Donald, could you please comment on that behaviour?
AltGr is the same as pressing CTRL+ALT, and CTRL+1 selects the General file info tab. I forgot to check for the ALT-bit, so CTRL+ALT+1 does the same. It's a minor bug and I'll fix it. This will also fix the insertion-in-current-input-field-issue you mentioned.
Re: searh by whole words
Posted: 24 Mar 2005 16:01
by RalphM
admin wrote:Should I follow this policy? (I mean in TV3's new Whole Words switch
For me a "_" feels like a word boundary...
I don't know, if this is a general rule. Just figured it from the RegExp description.
For me "_" looks rather like a word boundary too.
I think the RegExp's offer more flexibility, since you can still use the RegExp's internal wildcards, but for general use the "whole word" option might be easier (less cryptic) to set up.

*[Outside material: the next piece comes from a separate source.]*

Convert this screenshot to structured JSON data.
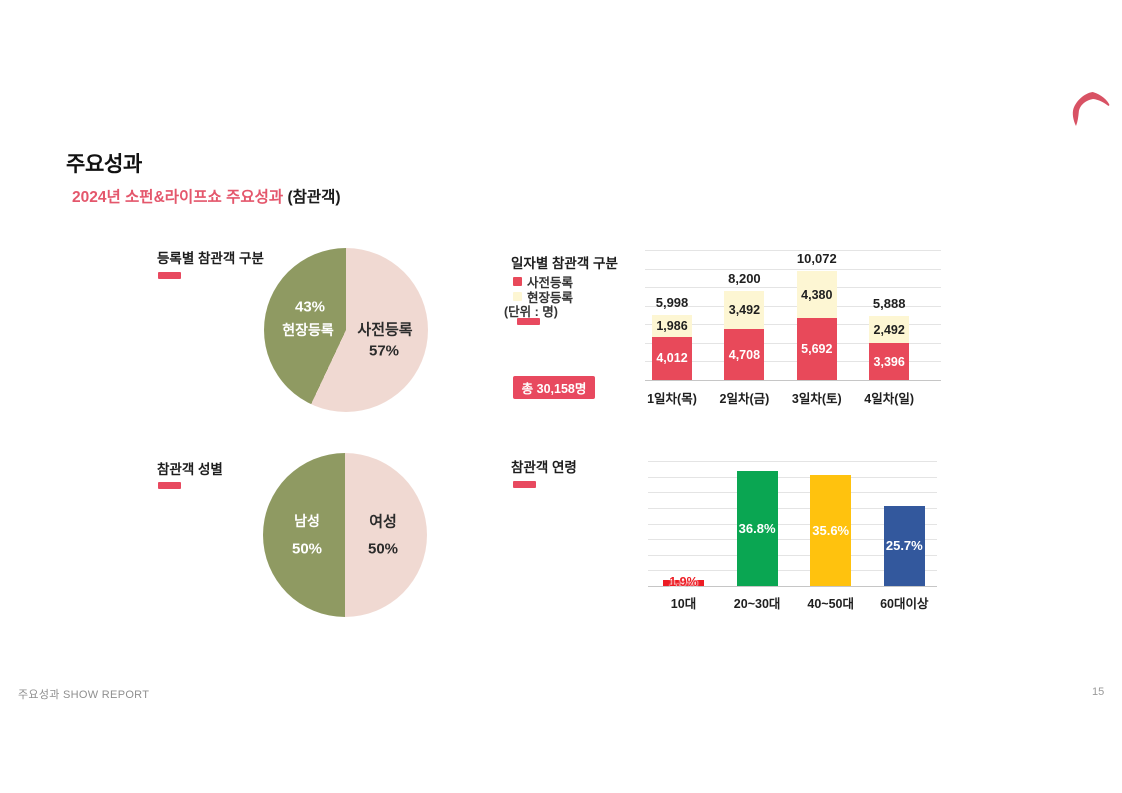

admin wrote:Not on a German keyboard, where this will produce a {.
Well, it just has to be one of the "pipe" chars. (on the German keyboard)
I wonder why Leopoldus doesn't comment on that post anymore, but maybe my patience needs a bit more exercise...
Re: searh by whole words
Posted: 24 Mar 2005 20:36
by Leopoldus
RalphM wrote:I wonder why Leopoldus doesn't comment on that post anymore, but maybe my patience needs a bit more exercise...
I think, the possible reason is that he has some more troubles at these days (and nights).
And I don't know enough regexp language to interfere in your discussion.
But I do use now the both "whole word" option of new Tracker version and regexp adviced by RalphM. The both works finely for my tasks. So thanks once and again Donald for his exellent TrackerV and RalphM for his wise advice.